Claim 3: Without God you can’t be good
He claims …
neither he, nor his fellow vocal atheistic militants, such as Singer, David Hawking, Jonathan Glover and Richard Rorty, all formidable academics, can dispute that without some notion of a divine intelligence and its influence on the culture of the world through the various religions (though the principal religions are not interchangeably benign or influential) there would be no serious ethical conceptions.
… and there rests even more pure unadulterated nonsense.
The Bible, is a pro-slavery book from cover to clover, and also contains rather a lot of obnoxious stuff that this supposedly moral god directed his chosen people to do, such as genocide on a ‘biblical’ scale. The reason you recognise that it is so, is not because some supernatural entity has imparted some moral compass into you, but rather because the empathy and compassion that humans have evolved with has enabled our culture to come to such a realisation … no god required.
- Evidence that this “divine” intelligence exists – zero.

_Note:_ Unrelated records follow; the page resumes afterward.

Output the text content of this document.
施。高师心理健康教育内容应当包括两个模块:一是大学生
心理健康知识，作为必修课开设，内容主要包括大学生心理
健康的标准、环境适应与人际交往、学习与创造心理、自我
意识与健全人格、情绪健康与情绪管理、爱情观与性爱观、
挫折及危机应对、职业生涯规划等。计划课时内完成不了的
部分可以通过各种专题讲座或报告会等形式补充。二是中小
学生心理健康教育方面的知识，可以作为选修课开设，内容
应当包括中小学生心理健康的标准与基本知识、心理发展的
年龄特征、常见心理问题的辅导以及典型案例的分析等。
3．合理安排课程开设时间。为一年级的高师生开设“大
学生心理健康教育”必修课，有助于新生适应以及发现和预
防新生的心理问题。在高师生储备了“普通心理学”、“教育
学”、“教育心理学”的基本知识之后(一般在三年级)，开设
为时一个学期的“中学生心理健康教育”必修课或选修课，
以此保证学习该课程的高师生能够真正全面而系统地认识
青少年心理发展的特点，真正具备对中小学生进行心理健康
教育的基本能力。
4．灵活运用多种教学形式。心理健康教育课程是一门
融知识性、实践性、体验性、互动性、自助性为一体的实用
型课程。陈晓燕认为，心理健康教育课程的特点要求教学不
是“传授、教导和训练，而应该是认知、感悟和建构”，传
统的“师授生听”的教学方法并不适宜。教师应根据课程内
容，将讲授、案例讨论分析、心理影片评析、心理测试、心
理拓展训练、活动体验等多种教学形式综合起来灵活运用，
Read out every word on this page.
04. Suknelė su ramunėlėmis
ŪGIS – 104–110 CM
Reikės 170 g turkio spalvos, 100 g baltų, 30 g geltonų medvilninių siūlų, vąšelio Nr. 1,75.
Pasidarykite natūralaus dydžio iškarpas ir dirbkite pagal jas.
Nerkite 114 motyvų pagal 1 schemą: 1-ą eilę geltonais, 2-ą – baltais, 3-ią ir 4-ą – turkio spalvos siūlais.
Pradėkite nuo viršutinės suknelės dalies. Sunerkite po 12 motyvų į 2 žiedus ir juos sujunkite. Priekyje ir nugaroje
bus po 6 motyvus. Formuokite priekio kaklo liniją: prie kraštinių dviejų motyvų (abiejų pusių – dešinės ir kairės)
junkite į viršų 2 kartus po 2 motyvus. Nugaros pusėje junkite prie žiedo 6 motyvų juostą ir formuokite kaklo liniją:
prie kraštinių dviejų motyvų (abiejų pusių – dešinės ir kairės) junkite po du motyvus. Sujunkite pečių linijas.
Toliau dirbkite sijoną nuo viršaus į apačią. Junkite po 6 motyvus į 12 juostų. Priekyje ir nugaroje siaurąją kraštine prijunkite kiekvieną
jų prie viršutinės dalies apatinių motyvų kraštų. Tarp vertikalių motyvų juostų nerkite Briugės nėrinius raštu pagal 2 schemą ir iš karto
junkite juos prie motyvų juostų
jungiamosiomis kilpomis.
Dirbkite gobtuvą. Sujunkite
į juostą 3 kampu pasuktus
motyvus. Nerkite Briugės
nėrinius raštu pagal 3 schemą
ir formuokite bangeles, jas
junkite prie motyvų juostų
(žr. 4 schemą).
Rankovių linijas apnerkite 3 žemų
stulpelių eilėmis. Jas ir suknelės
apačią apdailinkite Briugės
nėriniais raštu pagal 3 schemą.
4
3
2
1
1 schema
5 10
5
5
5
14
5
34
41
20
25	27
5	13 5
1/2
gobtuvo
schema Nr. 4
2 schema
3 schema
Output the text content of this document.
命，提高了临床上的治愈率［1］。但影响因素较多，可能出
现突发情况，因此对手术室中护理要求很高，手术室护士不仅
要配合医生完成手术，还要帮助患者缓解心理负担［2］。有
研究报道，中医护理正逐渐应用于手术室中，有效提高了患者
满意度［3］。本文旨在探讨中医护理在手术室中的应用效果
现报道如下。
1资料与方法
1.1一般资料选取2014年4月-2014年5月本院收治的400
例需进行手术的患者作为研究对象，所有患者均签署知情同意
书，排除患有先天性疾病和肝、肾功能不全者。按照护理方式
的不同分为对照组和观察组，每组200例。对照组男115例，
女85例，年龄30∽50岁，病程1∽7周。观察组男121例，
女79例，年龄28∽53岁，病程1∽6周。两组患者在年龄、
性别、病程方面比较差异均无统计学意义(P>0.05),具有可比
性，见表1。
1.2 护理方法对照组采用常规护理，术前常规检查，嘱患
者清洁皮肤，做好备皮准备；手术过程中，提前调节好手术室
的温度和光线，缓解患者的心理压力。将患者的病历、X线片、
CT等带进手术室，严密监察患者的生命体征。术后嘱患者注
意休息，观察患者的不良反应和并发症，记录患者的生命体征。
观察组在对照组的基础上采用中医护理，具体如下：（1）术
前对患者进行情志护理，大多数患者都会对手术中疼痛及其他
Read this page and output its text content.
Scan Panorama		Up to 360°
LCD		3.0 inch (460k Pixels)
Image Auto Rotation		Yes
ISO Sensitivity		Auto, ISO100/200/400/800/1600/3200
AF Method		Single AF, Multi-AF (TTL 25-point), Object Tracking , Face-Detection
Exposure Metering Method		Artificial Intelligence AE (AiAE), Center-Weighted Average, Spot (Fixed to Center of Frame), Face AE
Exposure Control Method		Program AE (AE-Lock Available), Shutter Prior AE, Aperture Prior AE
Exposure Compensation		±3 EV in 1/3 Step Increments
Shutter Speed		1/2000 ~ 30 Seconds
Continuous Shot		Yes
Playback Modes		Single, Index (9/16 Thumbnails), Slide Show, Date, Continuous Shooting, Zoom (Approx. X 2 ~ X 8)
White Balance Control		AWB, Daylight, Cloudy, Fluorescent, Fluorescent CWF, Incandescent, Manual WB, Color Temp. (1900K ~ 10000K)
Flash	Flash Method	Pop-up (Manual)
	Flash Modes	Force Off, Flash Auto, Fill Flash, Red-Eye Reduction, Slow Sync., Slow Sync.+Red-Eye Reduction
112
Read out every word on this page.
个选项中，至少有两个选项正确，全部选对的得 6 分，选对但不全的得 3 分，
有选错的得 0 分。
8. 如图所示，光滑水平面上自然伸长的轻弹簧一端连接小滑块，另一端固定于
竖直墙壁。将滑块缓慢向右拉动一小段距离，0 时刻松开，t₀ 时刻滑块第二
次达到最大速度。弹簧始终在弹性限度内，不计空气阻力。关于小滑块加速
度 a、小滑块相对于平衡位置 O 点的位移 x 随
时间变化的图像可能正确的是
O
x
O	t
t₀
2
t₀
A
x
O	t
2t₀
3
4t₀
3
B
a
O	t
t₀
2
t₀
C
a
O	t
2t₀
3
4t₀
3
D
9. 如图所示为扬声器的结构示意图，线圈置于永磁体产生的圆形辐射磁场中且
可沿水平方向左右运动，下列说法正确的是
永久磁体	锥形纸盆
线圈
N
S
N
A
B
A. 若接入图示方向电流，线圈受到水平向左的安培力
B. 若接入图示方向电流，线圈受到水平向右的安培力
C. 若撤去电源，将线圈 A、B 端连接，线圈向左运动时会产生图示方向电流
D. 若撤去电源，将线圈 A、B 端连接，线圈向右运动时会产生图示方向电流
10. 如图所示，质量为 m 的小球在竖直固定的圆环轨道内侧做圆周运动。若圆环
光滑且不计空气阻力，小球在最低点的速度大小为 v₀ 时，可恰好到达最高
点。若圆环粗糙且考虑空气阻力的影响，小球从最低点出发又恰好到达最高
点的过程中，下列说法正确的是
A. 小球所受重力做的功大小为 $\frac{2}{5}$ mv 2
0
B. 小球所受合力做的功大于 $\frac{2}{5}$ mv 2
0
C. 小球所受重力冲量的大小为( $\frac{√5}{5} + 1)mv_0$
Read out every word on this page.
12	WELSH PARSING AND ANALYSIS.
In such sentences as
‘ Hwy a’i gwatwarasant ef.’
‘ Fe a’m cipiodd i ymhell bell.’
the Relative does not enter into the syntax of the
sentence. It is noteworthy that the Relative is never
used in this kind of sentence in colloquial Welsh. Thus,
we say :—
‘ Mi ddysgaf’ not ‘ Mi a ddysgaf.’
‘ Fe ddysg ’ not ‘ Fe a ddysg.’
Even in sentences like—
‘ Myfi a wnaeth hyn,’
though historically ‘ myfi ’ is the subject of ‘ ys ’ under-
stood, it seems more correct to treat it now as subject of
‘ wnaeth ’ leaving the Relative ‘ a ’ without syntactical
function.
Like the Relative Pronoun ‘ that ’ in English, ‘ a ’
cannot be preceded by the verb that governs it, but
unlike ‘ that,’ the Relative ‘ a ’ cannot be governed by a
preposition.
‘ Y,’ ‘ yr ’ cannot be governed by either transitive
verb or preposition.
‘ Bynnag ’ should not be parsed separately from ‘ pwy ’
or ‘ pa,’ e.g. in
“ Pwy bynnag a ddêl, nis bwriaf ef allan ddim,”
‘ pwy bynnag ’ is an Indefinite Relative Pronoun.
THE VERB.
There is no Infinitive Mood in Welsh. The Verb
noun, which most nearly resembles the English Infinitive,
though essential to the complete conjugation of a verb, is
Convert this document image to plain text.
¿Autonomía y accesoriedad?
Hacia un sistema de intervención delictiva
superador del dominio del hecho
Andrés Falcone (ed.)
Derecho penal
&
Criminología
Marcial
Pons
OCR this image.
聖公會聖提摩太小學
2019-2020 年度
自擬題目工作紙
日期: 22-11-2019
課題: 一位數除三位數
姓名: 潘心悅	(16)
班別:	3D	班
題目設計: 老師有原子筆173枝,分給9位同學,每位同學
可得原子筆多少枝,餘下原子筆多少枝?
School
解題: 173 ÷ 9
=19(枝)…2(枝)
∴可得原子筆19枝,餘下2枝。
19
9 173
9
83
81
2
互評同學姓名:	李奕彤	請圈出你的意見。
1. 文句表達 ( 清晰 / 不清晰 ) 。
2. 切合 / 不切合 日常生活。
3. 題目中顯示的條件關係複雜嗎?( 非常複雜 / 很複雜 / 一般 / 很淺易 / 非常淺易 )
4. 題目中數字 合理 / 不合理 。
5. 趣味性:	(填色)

- Evidence that human ethics have a supernatural origin – zero.
- Evidence that the religious are morally superior than the non religious – zero
Claim 4: atheism is a faith
Time to roll your eyes, and yes this is a truly silly claim.
The religious assert a god claim, and when evidence is called for, none emerges, so the claim is dismissed. The vast majority of atheists operate on that basis, they are not asserting a “No God” claim, but rather they dismiss the god claim due to a lack of a reason for accepting it – or to translate – why they heck would anybody even begin to attempt to disprove something that has never actually been proven … ever.
Try this … “I claim that I’m from Mars, and unless you can produce evidence to disprove that, then my claim is true”
Happy to go with that “logic”?
For the exact same reason, this argument that atheism is a faith falls apart, it is not a belief that there is no god, but rather is the observation that the evidence for the various religious claims is totally non-existent.
Claim 5: unexplained developments that are in fact miraculous sometimes occur
Evidence for this claim – zero (this lack of any evidence is very much a theme here)
There is much that happens that we cannot explain, but when faced with something apparently magic, making the leap to “God did it” is not an explanation, it simply means you don’t understand.
As an example of exactly this, Richard Feynman recalls how the clock sitting on the table beside his wife stopped at the exact moment of her death. This looked supernatural, but all that is happening is that you are missing some information. As she was dying, the nurses rushed to assist, and accidentally knocked the clock off the table, breaking it, and then placed it back.
So Mr Black is a believer … that’s fine.
Is he offering us a credible argument? Nope, instead he is rolling out the same well-worn chestnuts.
So why did any of this attract my attention?
The thing that triggered my motivation to write a response is finding a guy such as Mr Black lecturing non-believers on the supposed moral superiority of belief. By taking this stance he is being grossly hypocritical, because this god fearing good Christian man who basks in the supposed ethical supremacy of his specific religious belief, is the same Mr Black who stole $80 million and went to jail.
What can I say except welcome to the truly shabby, shallow world of the militant Christian, a place of hypocrisy incarnate.